Original Screenplay: Quentin Tarantino, Django Unchained. A deserving winner. The problems I had with this film (see bit.ly/YgJfSV ) are down more to direction than writing. This was a big, ballsy piece of work with some unforgettable scenes and dialogue.

Animated Feature Film: Brave. This was Pixar’s blandest and most disappointing movie by far. Maybe Academicians don’t actually watch the cartoons. Mind you, Pirates! was not up to the usual Aardman standard, either, and Frankenweenie was perhaps always going to be too weird.

And the other awards went to….

Production Design: Lincoln.

Cinematography: Life of Pi.

Sound Mixing: Les Miserables.

Sound Editing (tie): Skyfall, Zero Dark Thirty.

Original Score: Life of Pi, Mychael Danna.

Original Song: Skyfall from Skyfall, Adele Adkins and Paul Epworth.

Costume: Anna Karenina.

Documentary Feature: Searching for Sugar Man.

Documentary (short subject): Inocente.

Film Editing: Argo.

Makeup and Hairstyling: Les Miserables.

Animated Short Film: Paperman.

Live Action Short Film: Curfew.

Visual Effects: Life of Pi.

Backstage at the Oscars: bit.ly/WjCnhI

BAFTA awards ceremony: winners, sinners and zingers

10 Feb
Argo

Argo takes Best Film, Best Director, and inspires Stephen Fry’s new beard

The BAFTA awards ceremony was terrific. Conducted with a minimum of fuss, ceremony and ridiculous frocks, and a maximum of Fryesque facial hair, it even featured Daniel Day-Lewis taking the piss out of his Method-acting ways. “Just in case of this moment,” he said, “I’ve stayed in character as myself for 55 years; had a selection of BAFTA sets downscaled and placed in my living room…”

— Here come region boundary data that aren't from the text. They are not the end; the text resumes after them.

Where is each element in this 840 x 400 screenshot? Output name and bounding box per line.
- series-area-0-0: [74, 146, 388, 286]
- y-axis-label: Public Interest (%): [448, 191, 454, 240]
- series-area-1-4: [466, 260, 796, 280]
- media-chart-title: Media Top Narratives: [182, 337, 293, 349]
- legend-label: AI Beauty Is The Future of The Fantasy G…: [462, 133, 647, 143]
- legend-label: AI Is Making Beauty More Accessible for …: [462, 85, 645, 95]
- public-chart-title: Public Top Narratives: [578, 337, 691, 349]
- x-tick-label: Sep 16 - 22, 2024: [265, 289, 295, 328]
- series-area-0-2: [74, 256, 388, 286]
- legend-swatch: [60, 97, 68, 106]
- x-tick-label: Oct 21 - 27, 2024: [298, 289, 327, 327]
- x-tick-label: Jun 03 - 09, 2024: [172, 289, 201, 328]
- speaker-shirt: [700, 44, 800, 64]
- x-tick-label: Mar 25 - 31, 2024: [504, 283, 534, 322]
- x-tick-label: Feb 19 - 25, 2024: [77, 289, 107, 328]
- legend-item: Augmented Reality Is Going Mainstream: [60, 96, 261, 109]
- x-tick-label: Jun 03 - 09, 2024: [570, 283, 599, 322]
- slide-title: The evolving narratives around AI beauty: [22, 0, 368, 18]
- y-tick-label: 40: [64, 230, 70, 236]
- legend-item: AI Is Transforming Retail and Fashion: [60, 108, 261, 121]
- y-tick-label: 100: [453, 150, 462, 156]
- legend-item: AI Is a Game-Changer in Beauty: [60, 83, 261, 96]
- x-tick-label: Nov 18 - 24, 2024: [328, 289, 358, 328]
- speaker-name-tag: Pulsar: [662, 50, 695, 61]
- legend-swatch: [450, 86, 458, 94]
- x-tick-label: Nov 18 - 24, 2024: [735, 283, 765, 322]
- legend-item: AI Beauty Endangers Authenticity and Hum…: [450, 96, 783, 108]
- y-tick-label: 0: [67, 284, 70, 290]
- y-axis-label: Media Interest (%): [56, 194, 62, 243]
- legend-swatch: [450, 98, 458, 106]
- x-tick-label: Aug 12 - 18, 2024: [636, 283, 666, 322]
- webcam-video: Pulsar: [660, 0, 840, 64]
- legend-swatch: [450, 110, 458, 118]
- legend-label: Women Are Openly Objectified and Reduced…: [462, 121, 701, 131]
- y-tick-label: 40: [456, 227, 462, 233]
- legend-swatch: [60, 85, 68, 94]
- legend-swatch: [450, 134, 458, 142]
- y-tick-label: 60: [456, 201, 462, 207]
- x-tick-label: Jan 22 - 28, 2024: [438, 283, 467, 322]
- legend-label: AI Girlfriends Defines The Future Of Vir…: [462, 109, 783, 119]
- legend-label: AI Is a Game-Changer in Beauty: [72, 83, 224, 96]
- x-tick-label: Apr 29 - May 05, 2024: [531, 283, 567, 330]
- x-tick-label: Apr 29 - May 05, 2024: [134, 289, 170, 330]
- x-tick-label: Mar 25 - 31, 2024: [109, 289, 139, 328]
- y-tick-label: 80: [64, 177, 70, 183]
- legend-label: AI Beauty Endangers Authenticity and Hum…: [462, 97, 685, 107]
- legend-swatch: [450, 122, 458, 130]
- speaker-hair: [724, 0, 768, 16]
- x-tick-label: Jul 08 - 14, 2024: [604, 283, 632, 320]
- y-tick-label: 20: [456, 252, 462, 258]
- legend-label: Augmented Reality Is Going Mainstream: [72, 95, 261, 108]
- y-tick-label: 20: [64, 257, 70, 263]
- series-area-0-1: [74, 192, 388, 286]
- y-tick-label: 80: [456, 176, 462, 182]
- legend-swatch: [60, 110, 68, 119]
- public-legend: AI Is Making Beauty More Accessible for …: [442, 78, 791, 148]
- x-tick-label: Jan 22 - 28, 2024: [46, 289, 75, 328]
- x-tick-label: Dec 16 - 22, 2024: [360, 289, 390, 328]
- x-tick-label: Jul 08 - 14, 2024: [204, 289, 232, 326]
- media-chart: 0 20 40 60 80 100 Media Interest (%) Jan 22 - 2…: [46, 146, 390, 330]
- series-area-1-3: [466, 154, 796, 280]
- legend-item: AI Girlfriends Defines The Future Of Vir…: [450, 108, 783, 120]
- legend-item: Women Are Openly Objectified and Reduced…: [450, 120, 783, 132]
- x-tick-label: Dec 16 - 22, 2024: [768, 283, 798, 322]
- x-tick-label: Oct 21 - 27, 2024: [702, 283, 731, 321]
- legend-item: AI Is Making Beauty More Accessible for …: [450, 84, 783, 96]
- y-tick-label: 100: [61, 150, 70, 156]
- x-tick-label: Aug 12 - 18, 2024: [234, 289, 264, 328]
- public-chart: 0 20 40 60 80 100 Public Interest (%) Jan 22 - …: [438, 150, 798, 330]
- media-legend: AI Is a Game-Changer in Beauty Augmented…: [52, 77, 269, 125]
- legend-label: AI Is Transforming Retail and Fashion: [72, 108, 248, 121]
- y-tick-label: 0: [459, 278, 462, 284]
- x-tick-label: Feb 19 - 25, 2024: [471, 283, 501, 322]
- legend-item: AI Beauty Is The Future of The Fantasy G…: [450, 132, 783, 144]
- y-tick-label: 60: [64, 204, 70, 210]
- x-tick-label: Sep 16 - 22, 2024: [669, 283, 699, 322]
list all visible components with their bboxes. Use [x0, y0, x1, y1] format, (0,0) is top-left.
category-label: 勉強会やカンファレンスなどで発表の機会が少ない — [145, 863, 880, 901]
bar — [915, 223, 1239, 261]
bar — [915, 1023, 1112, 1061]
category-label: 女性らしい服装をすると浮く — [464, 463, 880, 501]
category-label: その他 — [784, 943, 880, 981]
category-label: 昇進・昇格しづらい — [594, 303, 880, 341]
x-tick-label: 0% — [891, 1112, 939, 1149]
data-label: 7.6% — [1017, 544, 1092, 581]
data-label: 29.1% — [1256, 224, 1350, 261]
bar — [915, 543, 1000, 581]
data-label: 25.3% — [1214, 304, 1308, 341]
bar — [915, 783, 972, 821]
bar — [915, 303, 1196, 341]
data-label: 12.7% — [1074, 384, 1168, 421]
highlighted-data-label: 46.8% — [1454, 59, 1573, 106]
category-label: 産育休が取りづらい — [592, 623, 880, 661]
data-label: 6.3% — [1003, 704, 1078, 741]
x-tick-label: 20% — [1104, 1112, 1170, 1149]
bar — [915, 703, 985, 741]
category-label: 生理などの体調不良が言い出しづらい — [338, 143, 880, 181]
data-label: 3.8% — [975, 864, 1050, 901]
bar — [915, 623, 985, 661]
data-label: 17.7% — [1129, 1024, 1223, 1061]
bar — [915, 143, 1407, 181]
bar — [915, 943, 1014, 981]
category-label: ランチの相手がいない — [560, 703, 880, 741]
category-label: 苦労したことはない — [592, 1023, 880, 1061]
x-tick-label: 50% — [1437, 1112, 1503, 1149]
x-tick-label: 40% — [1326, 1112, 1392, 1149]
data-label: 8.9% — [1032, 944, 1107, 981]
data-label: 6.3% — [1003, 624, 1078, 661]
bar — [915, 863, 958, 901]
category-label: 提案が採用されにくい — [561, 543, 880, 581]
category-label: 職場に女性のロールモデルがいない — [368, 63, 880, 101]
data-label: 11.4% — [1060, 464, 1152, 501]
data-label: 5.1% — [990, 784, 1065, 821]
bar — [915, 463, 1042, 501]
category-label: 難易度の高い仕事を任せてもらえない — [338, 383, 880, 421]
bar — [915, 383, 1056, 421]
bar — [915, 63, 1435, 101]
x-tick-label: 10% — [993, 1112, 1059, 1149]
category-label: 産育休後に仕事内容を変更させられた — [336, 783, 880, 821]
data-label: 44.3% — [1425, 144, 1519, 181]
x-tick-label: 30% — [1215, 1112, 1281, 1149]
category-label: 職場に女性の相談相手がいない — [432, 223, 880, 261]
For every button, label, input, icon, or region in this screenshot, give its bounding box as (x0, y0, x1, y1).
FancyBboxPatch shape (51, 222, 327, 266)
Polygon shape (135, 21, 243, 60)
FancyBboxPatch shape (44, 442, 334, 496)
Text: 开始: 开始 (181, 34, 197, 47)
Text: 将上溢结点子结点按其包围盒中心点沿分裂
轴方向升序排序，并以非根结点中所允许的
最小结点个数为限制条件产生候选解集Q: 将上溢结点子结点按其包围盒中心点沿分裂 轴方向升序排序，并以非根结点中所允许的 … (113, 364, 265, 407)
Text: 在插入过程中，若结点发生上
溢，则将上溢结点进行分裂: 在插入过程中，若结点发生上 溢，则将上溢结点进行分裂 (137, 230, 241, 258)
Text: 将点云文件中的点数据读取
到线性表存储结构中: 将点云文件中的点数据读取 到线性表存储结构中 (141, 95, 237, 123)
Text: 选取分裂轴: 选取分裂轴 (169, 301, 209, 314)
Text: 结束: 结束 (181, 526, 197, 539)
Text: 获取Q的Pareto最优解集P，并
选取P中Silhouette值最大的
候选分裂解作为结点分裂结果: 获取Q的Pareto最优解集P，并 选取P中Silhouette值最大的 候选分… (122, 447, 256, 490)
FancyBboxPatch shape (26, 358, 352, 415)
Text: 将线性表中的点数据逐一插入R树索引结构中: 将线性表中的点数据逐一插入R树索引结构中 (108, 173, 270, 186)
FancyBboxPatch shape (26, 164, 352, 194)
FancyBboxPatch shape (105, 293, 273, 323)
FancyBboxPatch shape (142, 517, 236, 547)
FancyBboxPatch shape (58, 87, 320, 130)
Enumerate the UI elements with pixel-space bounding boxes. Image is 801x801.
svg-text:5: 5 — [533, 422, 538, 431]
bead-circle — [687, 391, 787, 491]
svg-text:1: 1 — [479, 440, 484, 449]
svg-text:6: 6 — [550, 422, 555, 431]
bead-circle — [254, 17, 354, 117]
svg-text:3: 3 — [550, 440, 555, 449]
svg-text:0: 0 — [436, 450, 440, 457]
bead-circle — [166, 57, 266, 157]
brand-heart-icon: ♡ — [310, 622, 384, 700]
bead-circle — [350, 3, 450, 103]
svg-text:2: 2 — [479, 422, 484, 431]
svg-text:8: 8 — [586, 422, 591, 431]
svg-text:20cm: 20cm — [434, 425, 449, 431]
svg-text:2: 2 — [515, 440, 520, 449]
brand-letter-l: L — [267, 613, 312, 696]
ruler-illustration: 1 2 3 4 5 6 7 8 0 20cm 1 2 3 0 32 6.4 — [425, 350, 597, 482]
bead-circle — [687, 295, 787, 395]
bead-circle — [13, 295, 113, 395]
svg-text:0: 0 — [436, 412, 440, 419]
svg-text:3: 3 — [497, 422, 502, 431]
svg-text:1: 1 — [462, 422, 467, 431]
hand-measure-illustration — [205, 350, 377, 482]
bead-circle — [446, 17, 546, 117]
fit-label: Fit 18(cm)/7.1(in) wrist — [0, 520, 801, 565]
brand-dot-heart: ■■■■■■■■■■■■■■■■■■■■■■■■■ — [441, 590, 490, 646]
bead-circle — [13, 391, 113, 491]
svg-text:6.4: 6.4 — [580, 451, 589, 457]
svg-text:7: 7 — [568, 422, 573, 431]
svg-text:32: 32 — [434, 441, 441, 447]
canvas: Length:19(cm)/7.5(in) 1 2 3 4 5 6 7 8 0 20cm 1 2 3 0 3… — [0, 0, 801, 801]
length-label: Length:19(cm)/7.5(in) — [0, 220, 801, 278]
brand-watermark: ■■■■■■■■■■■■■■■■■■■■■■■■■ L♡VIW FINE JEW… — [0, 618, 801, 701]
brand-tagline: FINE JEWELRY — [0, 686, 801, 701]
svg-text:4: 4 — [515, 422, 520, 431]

And so, without further ado, my awards for the best BAFTA ceremony moments go to:

Most unctuous introduction: “Sumptuous and superlatively scrumptious… one of the true immortals of Hollywood” – Stephen Fry on Sally Field.

Least unctuous: “A death mask on a stick” – Billy Connolly on the BAFTA trophy.

Most bizarre introduction: Stephen Fry is famous for these. I liked “Please ululate wildly for…” and “Please spank palms audibly for…”. But the winner is for Life of Pi, which Fry supposedly mistook for an American Pie sequel: “Sadly it featured no young men pleasuring themselves with fruit-filled fancies.”

Biggest upset: Christoph Waltz beat not just Philip Seymour Hoffman (The Master) but more strangely Javier Bardem in Skyfall. But the biggest upset must still be Argo taking Best Film. Even Samuel L Jackson, presenting the award, read it out with a chuckle of obvious amazement.

Smallest upset: A three-way tie between Amour winning Best Foreign Language Film; Daniel Day-Lewis getting Best Actor; and Anne Hathaway winning Best Supporting Actress.

Most sincere acceptance speech: “This is a second act for me… I’m so grateful and proud” – Ben Affleck getting Best Director.

Least sincere: Quentin Tarantino (Best Original Screenplay, again) sounded about as chuffed as if he’d been offered a cigarette. And he doesn’t smoke.